3. (Optional) accurate serialized arc/node count; document that `NumEdges()` is build-time.

## Data model & compact formats

- **Byte symbol**: low 6 bits = alphabet index; `0x80` = wildcard/blank (I/O only);
  `◊` = index `len(alphabet)` (GADDAG graph only).
- **Board**: `[]byte`, row-major. `0` = empty; occupied = `letterIndex+1`; blank =
  `(letterIndex+1) | 0x80`. Helpers: `At`, `Set`, `Transpose`, premium lookup.
- **Rack**: `[]byte` counts, length `alphabetSize+1`; last slot = blank count.
- **`Play`**: `{Row, Col; Dir; Tiles []byte (0x80 flags); Main; CrossWords; Score;
  Breakdown}` — input for apply/validate/score and the output element.
- **Modes**: `Both`, `Horizontal`, `Vertical`.

## Staged implementation

- **Stage 0** — Scaffolding & docs: `ALGORITHM.md`, `PLAN.md`, `dictionaries/` submodule,
  `go.mod` replace, `.gitignore`.
- **Stage 1** — dafsa traversal API (shared): `Node`, `Root`, `Next`, `Arcs`, cursor; tests.
- **Stage 2** — dafsa custom-alphabet persistence: `SaveWith`/`ReadWith`; round-trip.
- **Stage 3** — Shared infra: encoding, board (+transpose), rack, rules (EN; Эрудит stub),
  scoring, `Generator` interface, `Move`/`Play` types.
- **Stage 4** — Dictionary build: `internal/dictdawg` + `internal/gaddag`; `cmd/builddict`
  caching serialized DAWG **and** GADDAG in `testdata`.
- **Stage 5** — Cross-sets: DAWG cross-checks (incl. non-deterministic left set) and GADDAG
  deterministic cross-sets; validated against each other + brute force on a small lexicon.
- **Stage 6** — DAWG generator (`LeftPart`/`ExtendRight`).
- **Stage 7** — GADDAG generator (`Gen`/`GoOn`).
- **Stage 8** — Correctness gate: DAWG and GADDAG identical move sets on random positions
  (each move once) + brute force on a tiny dictionary. Must pass before perf comparison.
- **Stage 9** — Self-play stress test: `selfplay` engine (bag, racks, greedy policy,
  seeded RNG, end conditions); `cmd/stress` plays N games per generator measuring time,
  arcs, allocations (`runtime.MemStats`), peak RSS (`/proc/self/status` VmHWM), footprint;
  emit `RESULTS.md`.
- **Stage 10** — Decision + public API: choose default from `RESULTS.md` (both selectable);
  finalize `Solver` API, Play↔board constructors, examples.
- **Stage 11** — Polish: benchmarks, README, optional prebuilt-graph distribution.

## Verification

- `go test ./...`, `go vet`, lint green per stage.
- Mutual oracle (Stage 8): identical move sets; brute force on a tiny dictionary.
- Build EN structures from the SOWPODS submodule via `cmd/builddict`; run `GenerateMoves`
  on canonical positions (e.g. Gordon's "CARE on ABLE") and assert top moves/scores.
- Run `cmd/stress` (100–1000 seeded games per generator) → `RESULTS.md`.

## Assumptions & caveats

- Both algorithms ship; the production default is decided by the stress test.
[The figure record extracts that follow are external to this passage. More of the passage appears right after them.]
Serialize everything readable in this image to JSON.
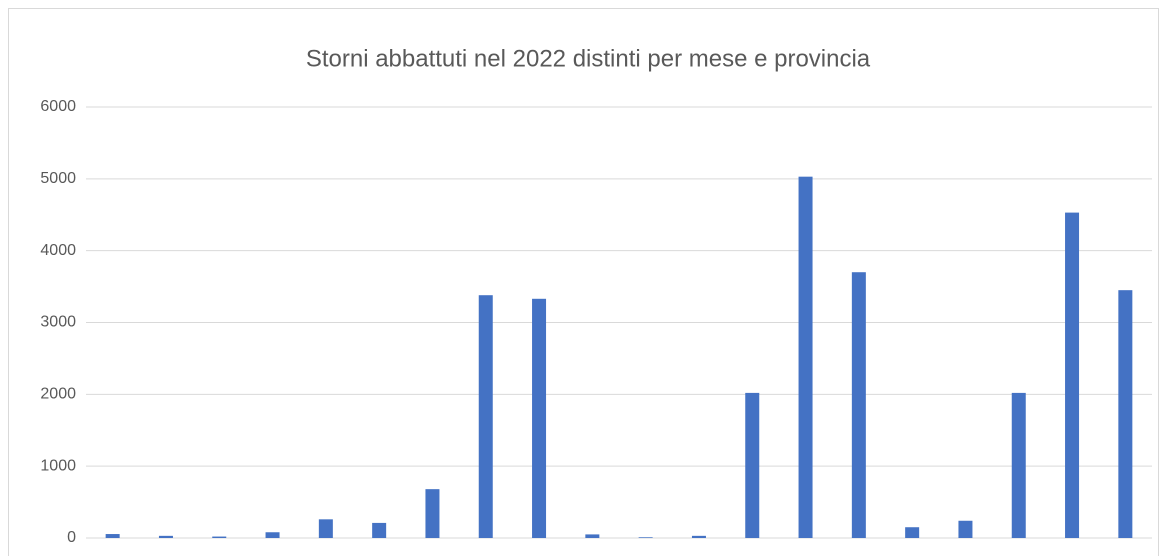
{
  "chart_data": {
    "type": "bar",
    "title": "Storni abbattuti nel 2022 distinti per mese e provincia",
    "categories": [
      null,
      null,
      null,
      null,
      null,
      null,
      null,
      null,
      null,
      null,
      null,
      null,
      null,
      null,
      null,
      null,
      null,
      null,
      null,
      null
    ],
    "values": [
      55,
      30,
      20,
      80,
      260,
      210,
      680,
      3380,
      3330,
      50,
      10,
      30,
      2020,
      5030,
      3700,
      150,
      240,
      2020,
      4530,
      3450
    ],
    "color": "#4472c4",
    "ylim": [
      0,
      6000
    ],
    "yticks": [
      0,
      1000,
      2000,
      3000,
      4000,
      5000,
      6000
    ],
    "grid": true
  }
}
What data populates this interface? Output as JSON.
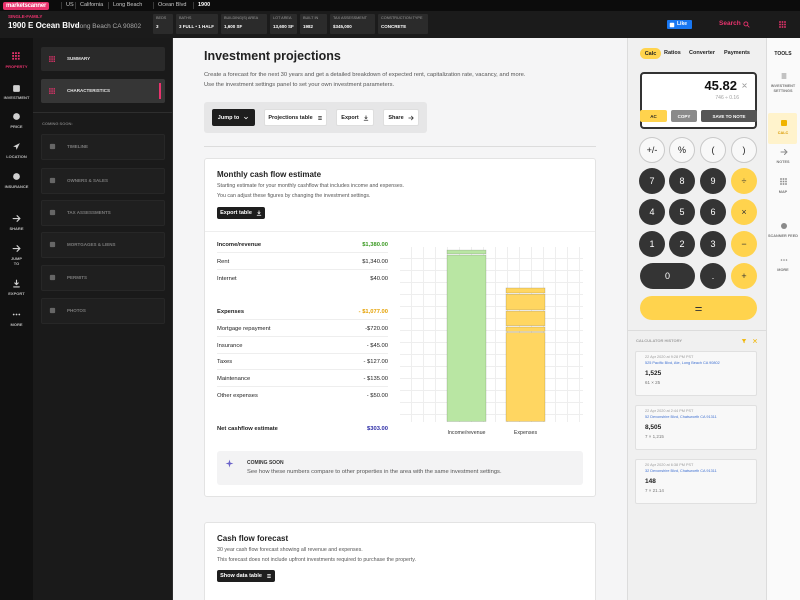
{
  "topbar": {
    "logo": "marketscanner",
    "breadcrumbs": [
      "US",
      "California",
      "Long Beach",
      "Ocean Blvd",
      "1900"
    ]
  },
  "property": {
    "type": "SINGLE-FAMILY",
    "address": "1900 E Ocean Blvd",
    "city": "Long Beach CA 90802",
    "stats": [
      {
        "label": "BEDS",
        "value": "3"
      },
      {
        "label": "BATHS",
        "value": "3 FULL • 1 HALF"
      },
      {
        "label": "BUILDING(S) AREA",
        "value": "1,600 SF"
      },
      {
        "label": "LOT AREA",
        "value": "13,600 SF"
      },
      {
        "label": "BUILT IN",
        "value": "1982"
      },
      {
        "label": "TAX ASSESSMENT",
        "value": "$345,000"
      },
      {
        "label": "CONSTRUCTION TYPE",
        "value": "CONCRETE"
      }
    ]
  },
  "header_actions": {
    "like": "Like",
    "search": "Search"
  },
  "nav": [
    "PROPERTY",
    "INVESTMENT",
    "PRICE",
    "LOCATION",
    "INSURANCE",
    "SHARE",
    "JUMP TO",
    "EXPORT",
    "MORE"
  ],
  "subnav": {
    "items": [
      "SUMMARY",
      "CHARACTERISTICS"
    ],
    "coming_soon_label": "COMING SOON:",
    "coming_soon": [
      "TIMELINE",
      "OWNERS & SALES",
      "TAX ASSESSMENTS",
      "MORTGAGES & LIENS",
      "PERMITS",
      "PHOTOS"
    ]
  },
  "main": {
    "title": "Investment projections",
    "description": [
      "Create a forecast for the next 30 years and get a detailed breakdown of expected rent, capitalization rate, vacancy, and more.",
      "Use the investment settings panel to set your own investment parameters."
    ],
    "toolbar": [
      "Jump to",
      "Projections table",
      "Export",
      "Share"
    ]
  },
  "cashflow": {
    "title": "Monthly cash flow estimate",
    "description": [
      "Starting estimate for your monthly cashflow that includes income and expenses.",
      "You can adjust these figures by changing the investment settings."
    ],
    "button": "Export table",
    "rows": [
      {
        "label": "Income/revenue",
        "value": "$1,380.00"
      },
      {
        "label": "Rent",
        "value": "$1,340.00"
      },
      {
        "label": "Internet",
        "value": "$40.00"
      },
      {
        "label": "Expenses",
        "value": "- $1,077.00"
      },
      {
        "label": "Mortgage repayment",
        "value": "-$720.00"
      },
      {
        "label": "Insurance",
        "value": "- $45.00"
      },
      {
        "label": "Taxes",
        "value": "- $127.00"
      },
      {
        "label": "Maintenance",
        "value": "- $135.00"
      },
      {
        "label": "Other expenses",
        "value": "- $50.00"
      },
      {
        "label": "Net cashflow estimate",
        "value": "$303.00"
      }
    ],
    "coming_soon": {
      "label": "COMING SOON",
      "text": "See how these numbers compare to other properties in the area with the same investment settings."
    }
  },
  "chart_data": {
    "type": "bar",
    "stacked": true,
    "categories": [
      "Income/revenue",
      "Expenses"
    ],
    "ylim": [
      0,
      1400
    ],
    "series": [
      {
        "color": "#b9e6a3",
        "values": [
          1340,
          null
        ]
      },
      {
        "color": "#b9e6a3",
        "values": [
          40,
          null
        ]
      },
      {
        "color": "#ffd661",
        "values": [
          null,
          720
        ]
      },
      {
        "color": "#ffd661",
        "values": [
          null,
          45
        ]
      },
      {
        "color": "#ffd661",
        "values": [
          null,
          127
        ]
      },
      {
        "color": "#ffd661",
        "values": [
          null,
          135
        ]
      },
      {
        "color": "#ffd661",
        "values": [
          null,
          50
        ]
      }
    ]
  },
  "forecast": {
    "title": "Cash flow forecast",
    "description": [
      "30 year cash flow forecast showing all revenue and expenses.",
      "This forecast does not include upfront investments required to purchase the property."
    ],
    "button": "Show data table"
  },
  "calculator": {
    "tabs": [
      "Calc",
      "Ratios",
      "Converter",
      "Payments"
    ],
    "display": "45.82",
    "expression": "746 ÷ 0.16",
    "actions": [
      "AC",
      "COPY",
      "SAVE TO NOTE"
    ],
    "keys": [
      "+/-",
      "%",
      "(",
      ")",
      "7",
      "8",
      "9",
      "÷",
      "4",
      "5",
      "6",
      "×",
      "1",
      "2",
      "3",
      "−",
      "0",
      ".",
      "+",
      "="
    ],
    "history_title": "CALCULATOR HISTORY",
    "history": [
      {
        "date": "22 Apr 2020 at 9:28 PM PST",
        "address": "525 Pacific Blvd, Ate, Long Beach CA 90802",
        "result": "1,525",
        "expression": "61 × 25"
      },
      {
        "date": "22 Apr 2020 at 2:44 PM PST",
        "address": "52 Devonshire Blvd, Chatsworth CA 91311",
        "result": "8,505",
        "expression": "7 × 1,215"
      },
      {
        "date": "20 Apr 2020 at 6:38 PM PST",
        "address": "32 Devonshire Blvd, Chatsworth CA 91311",
        "result": "148",
        "expression": "7 × 21.14"
      }
    ]
  },
  "tools": {
    "title": "TOOLS",
    "items": [
      "INVESTMENT SETTINGS",
      "CALC",
      "NOTES",
      "MAP",
      "SCANNER FEED",
      "MORE"
    ]
  }
}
Both remain
  selectable.
- Self-play policy defaults to **greedy** (deterministic tie-break, seeded RNG); tunable.
- Separator = real 27th token (`◊`, index = size, `cbits=5`); `0x40` reserved on the board.
  Wildcard/blank = `0x80`, never in the graph.
- **Stateless per-call** generation in v1 (anchors + cross-sets recomputed per call);
  incremental maintenance is a later optimization (both generators run stateless — a
  fairness note for the comparison).
- Persistence stores only the graph; the (custom) alphabet is injected on load.
- Russian "Эрудит" alphabet specifics (Е/Ё handling, tile values/counts) resolved at
  Stage 3/4; "one word per move, H or V" is satisfied by the modes.
- The final-flag GADDAG is larger than Gordon's letter-set form; letter-sets-on-arcs
  remain a possible future optimization.